—¿Con el boxeador? la historia no puede ser mejor que la que me contaste la otra vez —Enarco una ceja, volviéndome hacia ella—¡Cuando casi se caga en los pantalones!—Su estridente carcajada rebota entre las paredes del departamento. Esta vez mi risa es sincera.

—¡No lo digas tan fuerte!—Camino hacia el sofá. Dejo la taza en la mesa de centro, y después, apoyo la espalda sobre el cómodo respaldo.

—¿Por qué? no es como que todo Nueva York vaya a oír como hablamos de que tienes un cliente flojo de intestinos.

Bueno, tiene razón.

Su cabello rubio se sacude cuando otra carcajada la asalta, no me uno a ella, pero la miro desde mi lugar. Hacia muchísimo tiempo que no la veía tan relajada, feliz, incluso. Me alegro por ella. La pasó terrible con Hunter, y que ahora pueda disfrutar así, sin el peso de un hombre que buscaba mil y una formas de arruinarle la existencia, se siente muy correcto.

Kat deja ir un largo suspiro una vez que ha tenido suficiente, y yo levanto las cejas.

—¿Ya sacaste todo?—Inquiero.

Seca una lágrima solitaria.

—Depende, ¿tuvo otro apuro de esos? porque si así fue, entonces debe visitar a un médico.

Exhalo aire por la boca, negando suavemente.

—Vamos a ver la película—Estiro el brazo para agarrar la manta que está a mis pies, tapándome el cuerpo.

Mis oídos captan el sonido de sus pies descalzos contra las baldosas, como va de aquí para allá. Regresa con un enorme pote de palomitas de maíz. El dulce olor inunda mis sentidos, pero mi estómago gruñe en desaprobación, no tengo apetito. Tampoco de la bolsa de malvaviscos que trae bajo el brazo.

Kat se acomoda a mi lado y toma un enorme puñado de palomitas.

—¿Quieres?—Se mete unas cuantas a la boca. Sacudo la cabeza. Sus labios se fruncen, dándole una larga mirada a mi rostro—Te saltaste el almuerzo, Dalila. ¿Estás segura que no se te antoja? un poco de azúcar no daña a nadie—Menea el pote frente a mi cara.

El primer impulso es contestar de mala manera, entonces comprendo que su preocupación es válida, además, no necesito tenerla más encima mío de lo que ya está. Por lo que me conformo con resoplar.

—¿Si como un poco dejarás de molestarme?—La miro con impaciencia.

Asiente rápidamente.

—¡Están buenísimas! ya verás, el punto perfecto de dulzura.—Agarro un puñado pequeño.

—¿Ahora puedes darle play a la película?—El azúcar se deshace en mi lengua, y no está tan mal, pero no me mata.

—Hecho, pero antes...—Mira a su alrededor, como si faltara algo—¿Dónde metiste esos dulces ácidos que tanto nos gustan?.

Es inconsciente la manera en la que me congelo en mi sitio.

—En el tercer cajón del mueble de la cocina—Digo, más cortante de lo que pretendía.

—¡Sólo un minuto más, ya vuelvo! es que esos dulces son tan malditamente adictivos...—A penas capto lo siguiente que dice.
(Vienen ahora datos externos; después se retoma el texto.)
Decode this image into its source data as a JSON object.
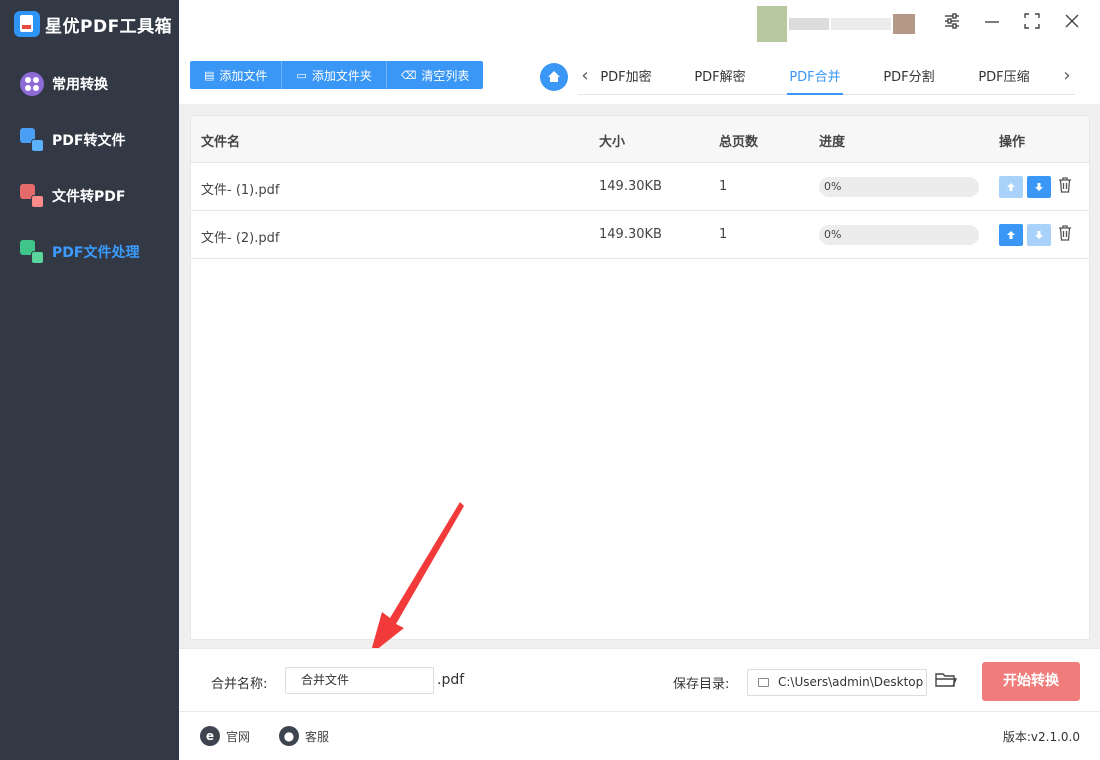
{
  "app": {
    "title": "星优PDF工具箱"
  },
  "sidebar": {
    "items": [
      {
        "label": "常用转换",
        "icon": "grid-circle-icon",
        "active": false
      },
      {
        "label": "PDF转文件",
        "icon": "pdf-to-file-icon",
        "active": false
      },
      {
        "label": "文件转PDF",
        "icon": "file-to-pdf-icon",
        "active": false
      },
      {
        "label": "PDF文件处理",
        "icon": "pdf-process-icon",
        "active": true
      }
    ]
  },
  "window": {
    "settings_icon": "sliders-icon",
    "minimize_icon": "minimize-icon",
    "maximize_icon": "maximize-icon",
    "close_icon": "close-icon"
  },
  "toolbar": {
    "add_file": "添加文件",
    "add_folder": "添加文件夹",
    "clear_list": "清空列表"
  },
  "tabs": {
    "items": [
      {
        "label": "PDF加密",
        "active": false
      },
      {
        "label": "PDF解密",
        "active": false
      },
      {
        "label": "PDF合并",
        "active": true
      },
      {
        "label": "PDF分割",
        "active": false
      },
      {
        "label": "PDF压缩",
        "active": false
      }
    ]
  },
  "table": {
    "columns": {
      "name": "文件名",
      "size": "大小",
      "pages": "总页数",
      "progress": "进度",
      "actions": "操作"
    },
    "rows": [
      {
        "name": "文件- (1).pdf",
        "size": "149.30KB",
        "pages": "1",
        "progress_text": "0%",
        "progress_value": 0
      },
      {
        "name": "文件- (2).pdf",
        "size": "149.30KB",
        "pages": "1",
        "progress_text": "0%",
        "progress_value": 0
      }
    ]
  },
  "bottom": {
    "merge_label": "合并名称:",
    "merge_value": "合并文件",
    "suffix": ".pdf",
    "save_label": "保存目录:",
    "save_path": "C:\\Users\\admin\\Desktop",
    "start_button": "开始转换"
  },
  "footer": {
    "website": "官网",
    "support": "客服",
    "version": "版本:v2.1.0.0"
  },
  "colors": {
    "sidebar_bg": "#323844",
    "accent": "#3a97f5",
    "start_button": "#f07c7c",
    "active_nav": "#3b9cff"
  }
}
Por el amor de Dios, sólo son dulces. ¿Qué más da? fueron un regalo suyo, como los vestidos que están dentro de una caja en el fondo del armario de mi habitación. A veces me odio por permitir que me importe tanto. No tendría por qué afectarme así. No tendría que doler como duele. Como si fuera la primera vez que alguien decide alejarse de mi.

La rubia vuelve con una expresión de felicidad surcando sus rasgos, y así, se deja caer en el sofá.

—Estoy tan emocionada, no puedo creer que por fin haremos juntas el maratón de Harry Potter. Me encanta. ¿De qué casa eres tú?—Sus resplandecientes ojos verdes capturan los míos.